Herein, loss of muscle strength, muscle swelling, and increased echo intensity after exercise were not prevented by the 4-week ingestion of EPA and DHA. In a previous study, we have reported that the results of 8-week ingestion at similar doses to those used in the present study reduced the loss of muscle strength 7, 9, 11. Furthermore, 30-day ingestion of 287-mg/day EPA and 194-mg/day DHA 13 and 6-week ingestion of 1,300-mg EPA and 300-mg DHA 24 have been shown to be ineffective against loss of muscle strength. Considering the results of our present and previous studies, the duration of EPA and DHA intake is an important determinant of the effectiveness for muscle strength after exercise. In addition, no consensus has been obtained thus far on the swelling of muscles. Consumption of EPA (600 mg/day) and DHA (260 mg/day) for 8 weeks has been reported to attenuate muscle swelling after ECCs through elbow flexions at an intensity of 100% MVC 11. Ingestion of 324-mg EPA and 216-mg DHA per day for 30 days has been reported to mitigate muscle swelling after ECCs in lower limbs 10. Several previous studies show that consumption of EPA and DHA for 2–8 weeks did not attenuate muscle swelling after ECCs 7, 9, 22, 23. In many studies, muscle swelling was not evaluated directly and was measured using a measuring tape. The use of MRI or ultrasonography may be necessary for evaluation in the future.
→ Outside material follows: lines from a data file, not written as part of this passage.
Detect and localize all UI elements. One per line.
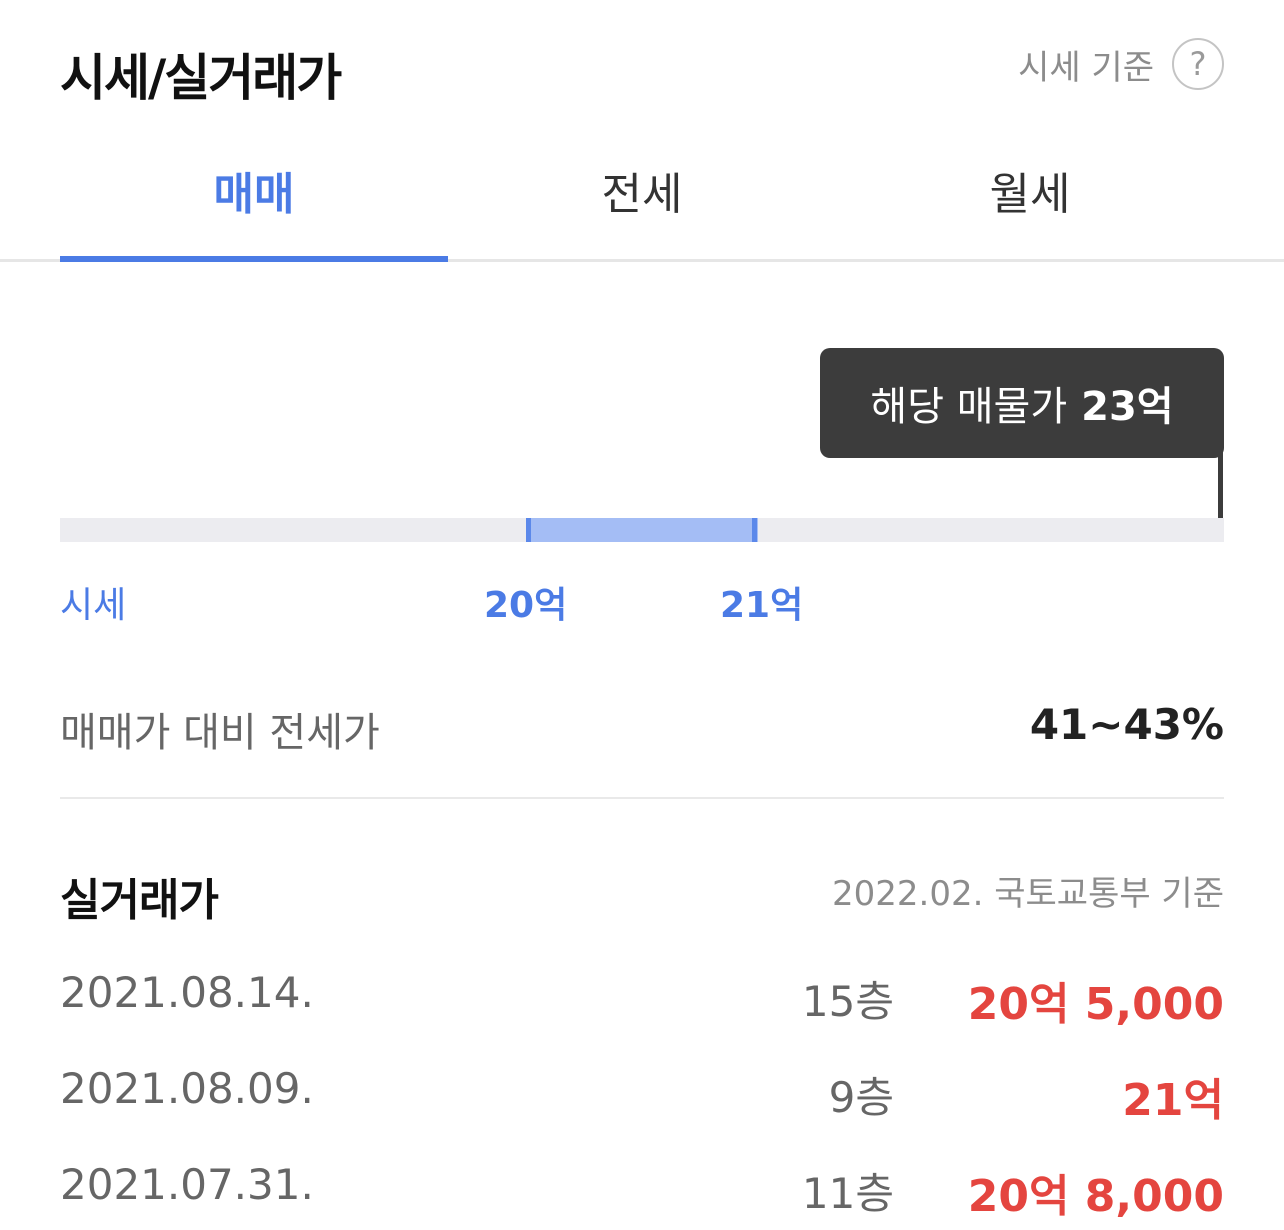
transaction-row: 2021.08.14. 15층 20억 5,000 [60,968,1224,1030]
tab-monthly-rent[interactable]: 월세 [836,158,1224,222]
jeonse-ratio-label: 매매가 대비 전세가 [60,710,380,756]
transaction-price: 21억 [1122,1075,1224,1126]
price-basis-info[interactable]: 시세 기준 ? [1018,38,1224,90]
help-icon[interactable]: ? [1172,38,1224,90]
transaction-date: 2021.08.09. [60,1064,314,1113]
transaction-floor: 9층 [828,1073,894,1122]
listing-price-label: 해당 매물가 [870,384,1068,430]
transaction-price: 20억 5,000 [967,979,1224,1030]
transactions-title: 실거래가 [60,875,219,926]
page-title: 시세/실거래가 [60,49,342,107]
market-price-range-bar [526,518,758,542]
jeonse-ratio-value: 41~43% [1029,700,1224,749]
price-basis-label: 시세 기준 [1018,47,1154,88]
range-max-label: 21억 [720,585,804,626]
tab-jeonse[interactable]: 전세 [448,158,836,222]
deal-type-tabs: 매매 전세 월세 [0,130,1284,262]
listing-price-value: 23억 [1081,384,1174,430]
active-tab-indicator [60,256,448,262]
listing-price-tooltip: 해당 매물가 23억 [820,348,1224,458]
range-max-marker [752,518,757,542]
section-divider [60,797,1224,799]
transaction-price: 20억 8,000 [967,1171,1224,1222]
transaction-date: 2021.07.31. [60,1160,314,1209]
market-price-label: 시세 [60,585,127,626]
transaction-row: 2021.08.09. 9층 21억 [60,1064,1224,1126]
tab-sale[interactable]: 매매 [60,158,448,222]
transaction-row: 2021.07.31. 11층 20억 8,000 [60,1160,1224,1222]
transaction-floor: 11층 [801,1169,894,1218]
range-min-marker [526,518,531,542]
transactions-source: 2022.02. 국토교통부 기준 [832,874,1224,914]
transaction-date: 2021.08.14. [60,968,314,1017]
transaction-floor: 15층 [801,977,894,1026]
range-min-label: 20억 [484,585,568,626]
In the ultrasound measurement, an increased echo intensity reflects the amount of free water or edema due to disintegration of the extracellular matrix 6. Our previous study has shown that consumption of EPA and DHA for 8 weeks resulted in a smaller increase in echo intensity following elbow flexions 11. Therefore, more studies are needed to clarify the effect on echo intensity after ECCs because pf the paucity of data; regardless, the available data suggest the importance of the duration of consumption.